Stephen guest is Emeritus Professor of Legal Philosophy at University College London (UCL). He graduated in Philosophy (1971) and Law (1973) from the University of Otago in New Zealand, receiving the New Zealand Butterworth Prize in Jurisprudence, and taught Logic for two years in the Otago Philosophy Department before studying with Ronald Dworkin at University College, Oxford. With Jo Wolff of the UCL Philosophy Department, he co-chaired with Dworkin the distinguished and internationally well-known annual Colloquia in Legal and Social Philosophy at UCL from 1999 to 2006 (see End of a Golden Era?) He was also staff editor until 2008 of the UCL Jurisprudence Review, the student edited law journal he founded in 1994. A Barrister and Solicitor of the NZ High Court, and Barrister of the Inner Temple, he was a tenant at 199 Strand, London, from 1993 to 2005. Significant opinions he wrote were for the defence in the Privy Council of the NZ multiple murder case of Bain (1996) and as Academic Counsel in the Pitcairn Island sexual abuse case of Fletcher & Others (2006) at all levels including the Privy Council.

In 1987, he was Visiting Scholar at New York University Law School and a visiting researcher at Harvard Law School.
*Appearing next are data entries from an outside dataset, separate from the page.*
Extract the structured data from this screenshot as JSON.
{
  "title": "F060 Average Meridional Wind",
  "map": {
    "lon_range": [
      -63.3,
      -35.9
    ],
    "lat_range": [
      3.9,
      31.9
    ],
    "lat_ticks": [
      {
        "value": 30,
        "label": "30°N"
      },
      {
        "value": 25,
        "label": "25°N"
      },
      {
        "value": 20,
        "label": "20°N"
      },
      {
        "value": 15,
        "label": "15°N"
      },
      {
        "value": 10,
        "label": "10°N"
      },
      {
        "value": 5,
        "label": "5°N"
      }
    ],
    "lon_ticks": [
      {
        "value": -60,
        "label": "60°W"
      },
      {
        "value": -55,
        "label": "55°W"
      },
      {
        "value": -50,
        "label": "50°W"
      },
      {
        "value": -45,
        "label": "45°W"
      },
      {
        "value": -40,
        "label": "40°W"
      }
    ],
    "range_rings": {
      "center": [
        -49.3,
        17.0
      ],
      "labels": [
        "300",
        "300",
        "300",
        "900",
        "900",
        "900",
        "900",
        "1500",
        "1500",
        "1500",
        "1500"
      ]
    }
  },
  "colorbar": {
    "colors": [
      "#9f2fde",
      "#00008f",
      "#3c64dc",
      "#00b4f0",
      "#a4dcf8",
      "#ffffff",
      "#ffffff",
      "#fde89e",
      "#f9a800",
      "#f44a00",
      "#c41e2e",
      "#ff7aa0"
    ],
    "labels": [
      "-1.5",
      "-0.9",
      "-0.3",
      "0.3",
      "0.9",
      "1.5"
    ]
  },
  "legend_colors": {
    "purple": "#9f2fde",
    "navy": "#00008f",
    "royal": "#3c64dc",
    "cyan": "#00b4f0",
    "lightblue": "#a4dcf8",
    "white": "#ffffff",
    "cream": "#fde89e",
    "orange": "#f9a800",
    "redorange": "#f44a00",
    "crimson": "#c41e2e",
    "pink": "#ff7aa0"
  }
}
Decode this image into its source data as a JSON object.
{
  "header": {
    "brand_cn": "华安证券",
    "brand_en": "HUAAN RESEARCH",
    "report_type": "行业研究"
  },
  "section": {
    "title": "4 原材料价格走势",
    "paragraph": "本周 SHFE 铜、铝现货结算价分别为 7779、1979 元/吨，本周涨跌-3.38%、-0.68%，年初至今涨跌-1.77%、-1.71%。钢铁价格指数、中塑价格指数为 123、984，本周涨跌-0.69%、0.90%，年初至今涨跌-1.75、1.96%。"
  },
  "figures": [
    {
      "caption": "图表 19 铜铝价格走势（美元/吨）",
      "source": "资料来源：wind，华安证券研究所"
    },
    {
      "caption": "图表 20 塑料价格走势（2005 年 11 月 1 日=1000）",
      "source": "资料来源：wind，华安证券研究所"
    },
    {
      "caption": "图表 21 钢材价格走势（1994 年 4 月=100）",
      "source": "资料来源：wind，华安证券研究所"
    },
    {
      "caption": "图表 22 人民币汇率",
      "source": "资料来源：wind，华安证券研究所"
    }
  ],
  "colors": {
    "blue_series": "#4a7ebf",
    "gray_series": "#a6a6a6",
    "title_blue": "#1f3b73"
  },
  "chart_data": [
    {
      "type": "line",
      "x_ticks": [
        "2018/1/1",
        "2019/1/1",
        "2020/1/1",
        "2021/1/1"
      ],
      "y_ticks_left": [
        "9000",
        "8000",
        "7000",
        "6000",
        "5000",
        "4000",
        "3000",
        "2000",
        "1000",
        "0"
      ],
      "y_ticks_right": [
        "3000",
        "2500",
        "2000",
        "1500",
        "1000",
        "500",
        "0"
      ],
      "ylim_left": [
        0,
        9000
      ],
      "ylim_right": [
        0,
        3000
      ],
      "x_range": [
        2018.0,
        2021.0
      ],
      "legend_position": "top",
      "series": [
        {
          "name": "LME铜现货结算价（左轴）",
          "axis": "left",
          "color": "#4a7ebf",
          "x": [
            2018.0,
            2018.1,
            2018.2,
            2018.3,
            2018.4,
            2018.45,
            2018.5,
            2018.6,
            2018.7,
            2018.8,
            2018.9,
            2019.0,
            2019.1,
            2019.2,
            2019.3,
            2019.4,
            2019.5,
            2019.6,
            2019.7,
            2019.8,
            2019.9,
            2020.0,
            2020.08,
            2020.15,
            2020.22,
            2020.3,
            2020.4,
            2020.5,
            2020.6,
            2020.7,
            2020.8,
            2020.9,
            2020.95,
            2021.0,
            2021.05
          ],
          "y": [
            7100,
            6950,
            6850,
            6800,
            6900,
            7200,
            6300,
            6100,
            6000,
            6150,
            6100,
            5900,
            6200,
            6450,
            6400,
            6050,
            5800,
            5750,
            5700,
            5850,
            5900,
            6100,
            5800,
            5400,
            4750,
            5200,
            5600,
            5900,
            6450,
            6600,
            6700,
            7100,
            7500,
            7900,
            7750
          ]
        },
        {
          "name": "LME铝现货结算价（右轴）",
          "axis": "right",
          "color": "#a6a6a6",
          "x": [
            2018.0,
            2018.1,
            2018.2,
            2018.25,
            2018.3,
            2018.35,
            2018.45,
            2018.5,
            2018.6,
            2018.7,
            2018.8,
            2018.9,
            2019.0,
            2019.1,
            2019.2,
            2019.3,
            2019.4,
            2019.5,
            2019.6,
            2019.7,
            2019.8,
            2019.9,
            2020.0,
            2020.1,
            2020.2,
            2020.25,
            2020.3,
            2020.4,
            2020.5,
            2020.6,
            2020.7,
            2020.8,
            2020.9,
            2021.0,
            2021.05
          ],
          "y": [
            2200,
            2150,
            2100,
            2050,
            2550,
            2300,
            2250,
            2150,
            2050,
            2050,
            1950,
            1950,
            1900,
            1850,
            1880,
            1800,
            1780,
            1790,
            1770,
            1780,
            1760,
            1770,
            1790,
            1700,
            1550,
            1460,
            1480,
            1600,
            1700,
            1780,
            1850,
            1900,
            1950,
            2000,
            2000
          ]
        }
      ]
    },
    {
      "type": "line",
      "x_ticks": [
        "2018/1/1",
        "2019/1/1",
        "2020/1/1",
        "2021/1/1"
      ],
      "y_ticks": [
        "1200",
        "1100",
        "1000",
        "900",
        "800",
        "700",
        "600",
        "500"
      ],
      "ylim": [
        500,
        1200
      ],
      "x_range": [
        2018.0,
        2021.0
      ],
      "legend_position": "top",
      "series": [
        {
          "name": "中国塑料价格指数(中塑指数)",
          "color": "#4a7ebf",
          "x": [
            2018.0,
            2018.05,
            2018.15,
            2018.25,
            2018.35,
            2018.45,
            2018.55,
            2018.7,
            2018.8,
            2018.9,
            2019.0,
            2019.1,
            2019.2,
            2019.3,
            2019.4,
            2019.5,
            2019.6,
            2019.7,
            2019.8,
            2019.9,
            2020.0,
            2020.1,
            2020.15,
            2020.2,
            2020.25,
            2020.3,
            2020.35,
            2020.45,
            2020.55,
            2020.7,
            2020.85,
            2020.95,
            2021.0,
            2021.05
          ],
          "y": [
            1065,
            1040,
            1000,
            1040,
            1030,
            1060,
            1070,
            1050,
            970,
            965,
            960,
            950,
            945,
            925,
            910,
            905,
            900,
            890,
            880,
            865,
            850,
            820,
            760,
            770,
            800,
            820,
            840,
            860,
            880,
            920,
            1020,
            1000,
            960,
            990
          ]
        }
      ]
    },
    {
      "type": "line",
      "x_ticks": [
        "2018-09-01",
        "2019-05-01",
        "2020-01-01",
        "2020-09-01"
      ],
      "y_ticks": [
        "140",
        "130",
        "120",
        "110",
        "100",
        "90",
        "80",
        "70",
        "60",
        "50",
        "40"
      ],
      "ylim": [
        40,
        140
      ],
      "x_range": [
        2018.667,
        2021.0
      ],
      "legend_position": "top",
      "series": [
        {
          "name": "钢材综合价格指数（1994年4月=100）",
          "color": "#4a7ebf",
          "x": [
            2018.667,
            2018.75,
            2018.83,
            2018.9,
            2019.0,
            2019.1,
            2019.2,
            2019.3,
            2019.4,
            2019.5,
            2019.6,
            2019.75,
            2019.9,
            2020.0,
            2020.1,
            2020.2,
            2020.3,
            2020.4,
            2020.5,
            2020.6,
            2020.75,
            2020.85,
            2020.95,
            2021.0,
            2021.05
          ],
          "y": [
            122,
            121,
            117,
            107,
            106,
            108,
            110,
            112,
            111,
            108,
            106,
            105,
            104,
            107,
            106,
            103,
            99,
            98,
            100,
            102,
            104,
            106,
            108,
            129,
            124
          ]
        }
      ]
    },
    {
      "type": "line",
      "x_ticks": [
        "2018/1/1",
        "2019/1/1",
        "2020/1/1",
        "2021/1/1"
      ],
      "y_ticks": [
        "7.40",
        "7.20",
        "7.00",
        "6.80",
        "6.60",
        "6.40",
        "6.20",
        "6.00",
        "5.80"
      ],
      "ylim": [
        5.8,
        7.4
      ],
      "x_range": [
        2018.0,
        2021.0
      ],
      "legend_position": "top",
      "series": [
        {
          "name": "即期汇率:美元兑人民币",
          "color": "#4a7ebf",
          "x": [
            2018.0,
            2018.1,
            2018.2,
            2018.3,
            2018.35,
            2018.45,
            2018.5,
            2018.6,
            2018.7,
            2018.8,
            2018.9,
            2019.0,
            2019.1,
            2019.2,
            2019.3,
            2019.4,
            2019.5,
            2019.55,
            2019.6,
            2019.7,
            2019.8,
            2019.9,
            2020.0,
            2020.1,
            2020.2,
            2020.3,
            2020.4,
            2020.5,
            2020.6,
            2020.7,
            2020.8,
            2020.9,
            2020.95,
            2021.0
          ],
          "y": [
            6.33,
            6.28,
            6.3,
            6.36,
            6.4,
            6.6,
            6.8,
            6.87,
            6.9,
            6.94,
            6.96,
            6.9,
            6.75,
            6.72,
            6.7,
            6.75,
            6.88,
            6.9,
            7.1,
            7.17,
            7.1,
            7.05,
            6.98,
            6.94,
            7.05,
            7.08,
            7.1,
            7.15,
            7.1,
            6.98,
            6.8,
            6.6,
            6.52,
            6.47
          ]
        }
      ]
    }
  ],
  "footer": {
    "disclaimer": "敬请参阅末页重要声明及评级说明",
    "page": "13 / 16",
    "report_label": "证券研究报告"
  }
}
He was again Visiting Scholar at NYU for 1996. In both 2005 and 2006, he was Visiting Professor in Jurisprudence in the Otago Faculty of Law. He was a British Academy/Leverhulme Senior Research Fellow for 2006-2007. In 2013 he was Visiting Professor at the University of Namibia Law School, and in 2017, Visiting Professor at the law school of Macau University. At UCL, he was Sub-Dean and Faculty Tutor (1980-85), Secretary of the Bentham Club (1980-85), Secretary to the Bentham Committee (1982-87), Vice-Dean and Deputy Head of Department (1993-1995), Convener of the MA in Legal Political Theory (1995-2000) in the Department of Political Science, Director of Laws Research Students (2004-2006), and Legal Member of the UCL & Hospital Research Ethics Committee (1985-1999). For two decades he was the Convener of both the UCL LLB and University of London LLM programmes in Jurisprudence, and the Convener and Chief Examiner for the University of London International LLB and LLM in Jurisprudence. For 12 years he was also the Convener and Chief Examiner of the Law of Evidence for the London International LLB. From 1993 - 2006 he was Advisory Professor for the London International LLB at the Kemayan Advanced Tutorial College in Kuala Lumpur. He wrote subject guides for both Evidence and Jurisprudence for the London International degrees. In 2001, UCL awarded him the distinguished teaching award for the Faculty of Laws and, in 2011, the Stephen Guest Writing Prize was instituted by the UCL law students to mark the best writing in Jurisprudence within the Faculty. Eight of his successful PhD students are in permanent academic posts around the world.

He plays the violin and was formerly a founder member of the Dunedin Civic Orchestra, a violinist in the New Zealand National Youth Orchestra for seven years, an active member of the Dunedin Opera Company, and was twice a finalist in the NZ Chamber Music Federation competition. He was President of the OUSA Music Union 1968-1971 and Board member of the Dunedin Chamber Music Society. He was also a violinist in the Oxford University orchestra, the University College Oxford orchestra, UCL opera and orchestra, and others. He has performed many times in London at the UCL & Hospital Chamber Music Society.

His other main interests are painting, for which he won a prize at the NZ Universities Arts Festival in 1968 - Wind, Trees, Insects - and hunting deer on the West Coast of New Zealand.